Após uma longa ausência, que entre outras coisas marcou uma nova etapa na vida profissional, e também um caso sério de preguicite aguda, irei aos poucos tentar reavivar o CinePt, sem fazer para já grandes promessas, mas para os leitores que ainda visitem este espaço à procura de novidades, tentarei pelo menos ir dando sinais de vida.


Entretanto, desde a última actualização, já saiu um novo número da Take (correspondente aos meses de Agosto e Setembro), onde o destaque foi para Johnny Depp e para o excelente Public Enemies, de Michael Mann, e eu comecei a escrever para a revista Tribuna Douro, onde tenho uma página mensal dedicada ao cinema. Para os interessados, eis o site onde poderão encontrar informações sobre a publicação, embora este não se encontre particularmente actualizado.

Ah, e já viram o novo Tarantino?
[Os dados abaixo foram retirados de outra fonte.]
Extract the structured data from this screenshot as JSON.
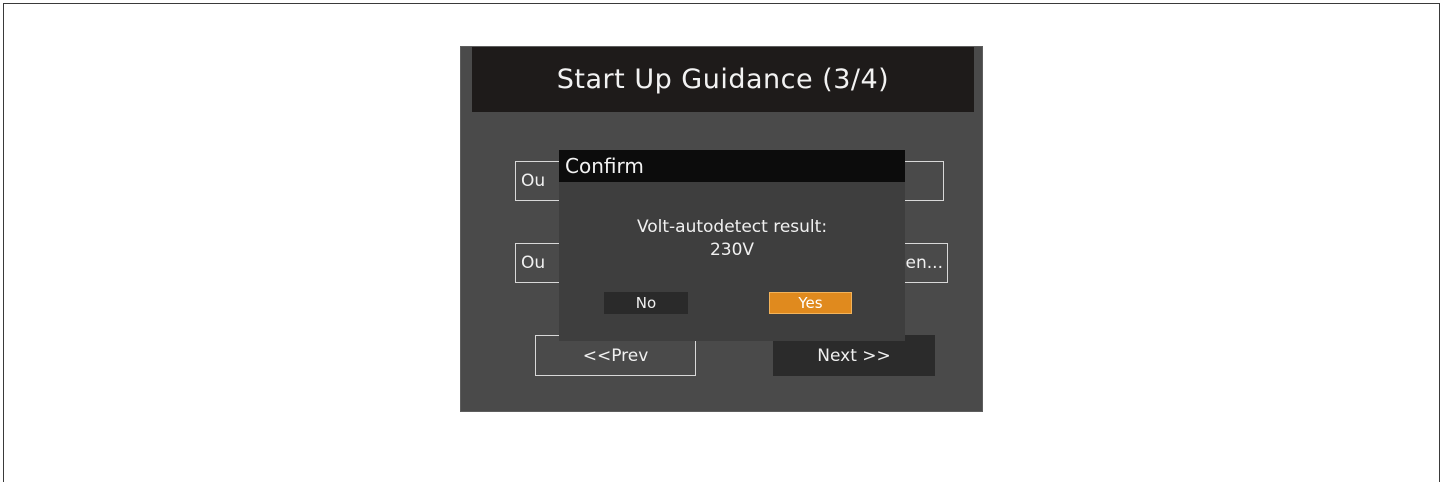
{
  "screen": {
    "title": "Start Up Guidance (3/4)",
    "option1_label": "Ou",
    "option2_label": "Ou",
    "option2_tail": "en...",
    "prev_label": "<<Prev",
    "next_label": "Next >>"
  },
  "dialog": {
    "title": "Confirm",
    "message_line1": "Volt-autodetect result:",
    "message_line2": "230V",
    "no_label": "No",
    "yes_label": "Yes"
  },
  "colors": {
    "panel_bg": "#4a4a4a",
    "header_bg": "#1e1b1a",
    "dialog_bg": "#3e3e3e",
    "dialog_title_bg": "#0c0c0c",
    "accent_yes": "#e08a1e"
  }
}
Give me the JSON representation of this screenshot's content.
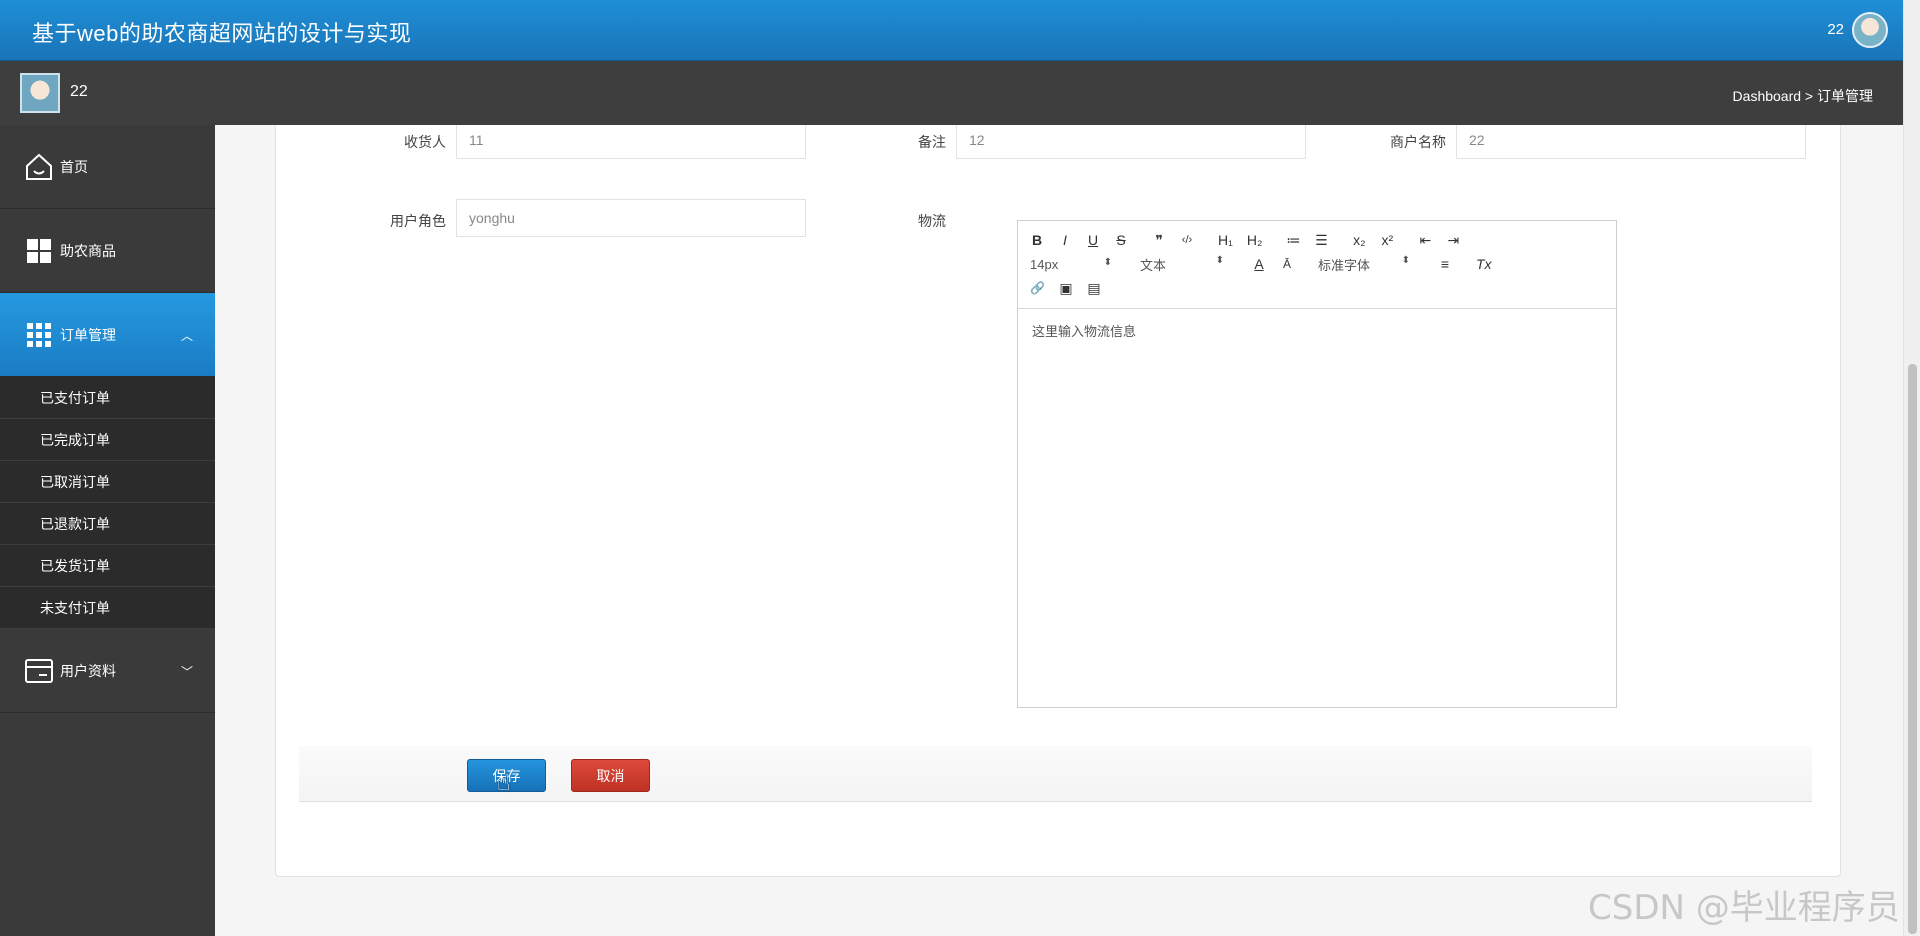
{
  "header": {
    "title": "基于web的助农商超网站的设计与实现",
    "user": "22"
  },
  "subheader": {
    "user": "22",
    "breadcrumb": "Dashboard > 订单管理"
  },
  "sidebar": {
    "items": [
      {
        "label": "首页",
        "icon": "home-icon"
      },
      {
        "label": "助农商品",
        "icon": "grid-icon"
      },
      {
        "label": "订单管理",
        "icon": "apps-icon",
        "active": true
      },
      {
        "label": "用户资料",
        "icon": "card-icon"
      }
    ],
    "orders_submenu": [
      "已支付订单",
      "已完成订单",
      "已取消订单",
      "已退款订单",
      "已发货订单",
      "未支付订单"
    ]
  },
  "form": {
    "receiver": {
      "label": "收货人",
      "value": "11"
    },
    "remark": {
      "label": "备注",
      "value": "12"
    },
    "merchant": {
      "label": "商户名称",
      "value": "22"
    },
    "user_role": {
      "label": "用户角色",
      "value": "yonghu"
    },
    "logistics": {
      "label": "物流",
      "placeholder": "这里输入物流信息"
    }
  },
  "editor": {
    "font_size": "14px",
    "paragraph": "文本",
    "font_family": "标准字体",
    "row1": [
      "B",
      "I",
      "U",
      "S",
      "❞",
      "‹/›",
      "H₁",
      "H₂",
      "≔",
      "☰",
      "x₂",
      "x²",
      "⇤",
      "⇥"
    ],
    "row2_icons": [
      "A",
      "Ā",
      "≡",
      "Tx"
    ],
    "row3": [
      "🔗",
      "▣",
      "▤"
    ]
  },
  "buttons": {
    "save": "保存",
    "cancel": "取消"
  },
  "watermark": "CSDN @毕业程序员"
}
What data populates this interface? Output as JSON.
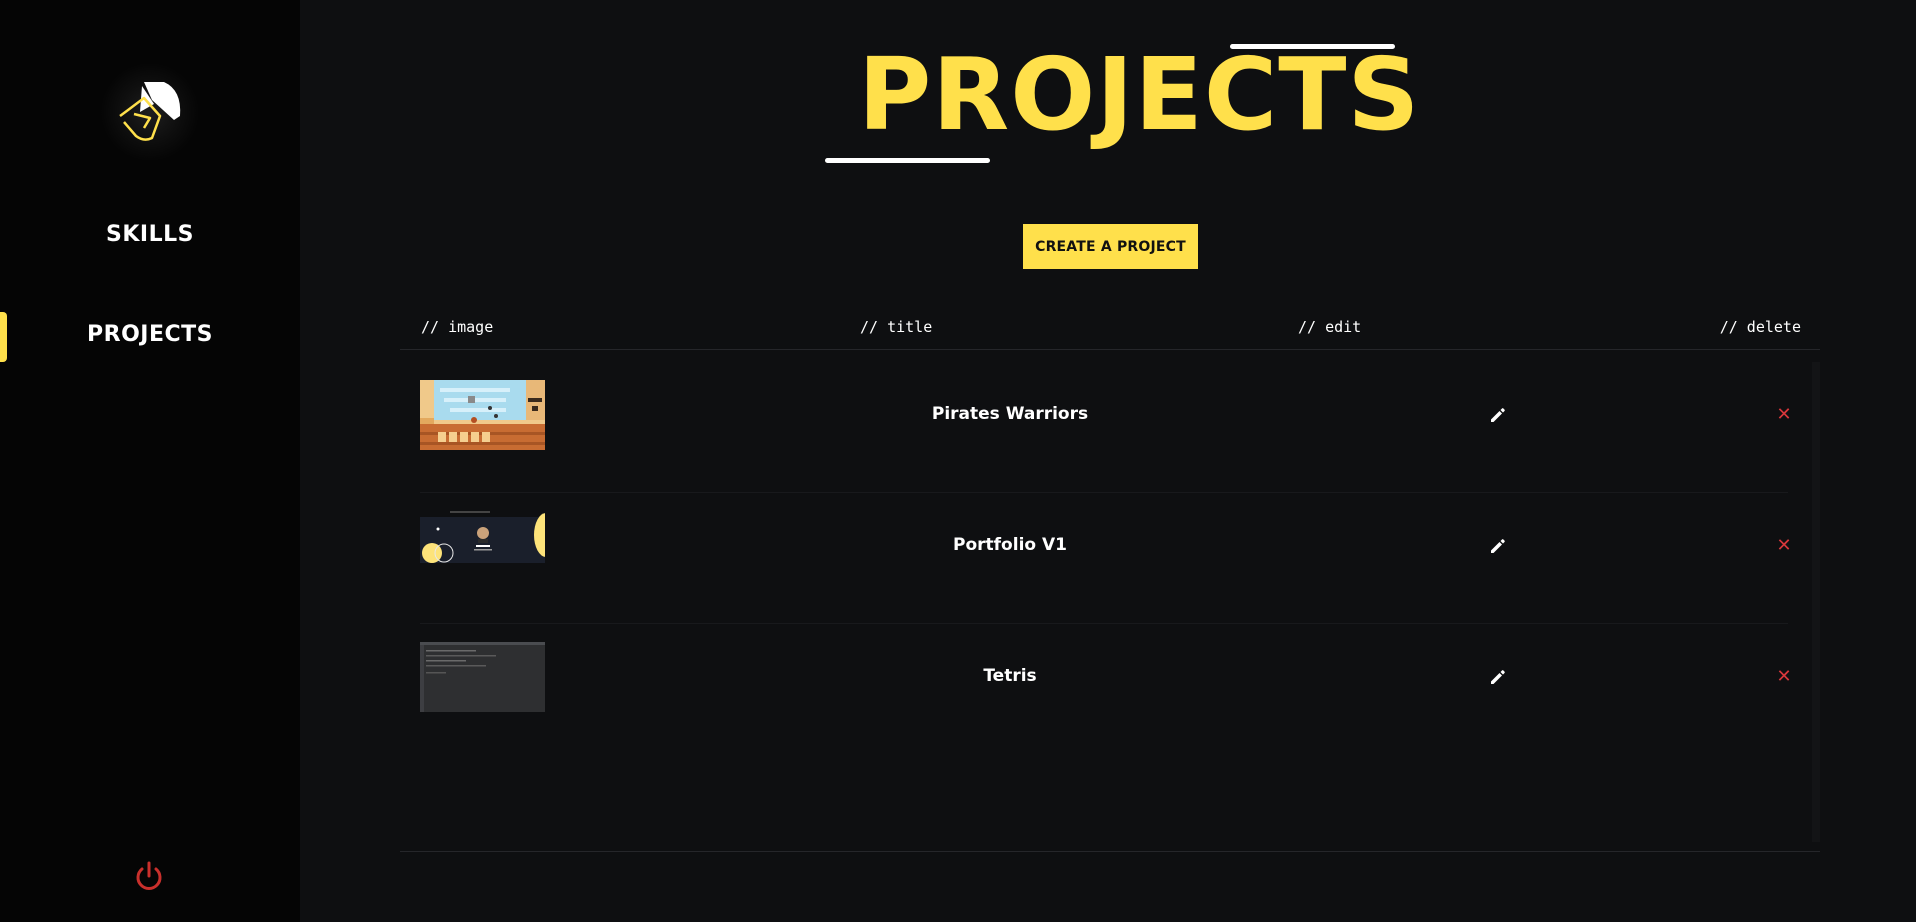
{
  "sidebar": {
    "items": [
      {
        "label": "SKILLS",
        "active": false
      },
      {
        "label": "PROJECTS",
        "active": true
      }
    ],
    "power_icon": "power-icon",
    "logo_icon": "brand-logo-icon"
  },
  "header": {
    "title": "PROJECTS"
  },
  "actions": {
    "create_label": "CREATE A PROJECT"
  },
  "table": {
    "columns": [
      "// image",
      "// title",
      "// edit",
      "// delete"
    ],
    "rows": [
      {
        "title": "Pirates Warriors",
        "thumbnail": "pirates-warriors-thumbnail",
        "edit_icon": "pencil-icon",
        "delete_icon": "close-icon"
      },
      {
        "title": "Portfolio V1",
        "thumbnail": "portfolio-v1-thumbnail",
        "edit_icon": "pencil-icon",
        "delete_icon": "close-icon"
      },
      {
        "title": "Tetris",
        "thumbnail": "tetris-thumbnail",
        "edit_icon": "pencil-icon",
        "delete_icon": "close-icon"
      }
    ],
    "delete_glyph": "✕"
  },
  "colors": {
    "accent": "#ffe04b",
    "background": "#0e0f11",
    "sidebar": "#050505",
    "danger": "#d8373b"
  }
}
Então estão à espera de quê?!

João Paulo Costa

Terça-feira, Julho 21, 2009

Take - Cinema Magazine

Com Quentin Tarantino na capa e um especial dedicado a uma das mais esperadas estreias deste Verão por estas bandas (Inglourious Basterds, pois claro!), o número 17 da Take continua a crescer em ambição, em conteúdos e em qualidade. Além das habituais rubricas, há ainda entrevistas com a malta do divertido The Hangover e, mais do que isso, com o excelente James Gray a propósito do seu mais recente, e belíssimo filme, Two Lovers. Já sabem, tudo isto e muito mais à distância de um simples click.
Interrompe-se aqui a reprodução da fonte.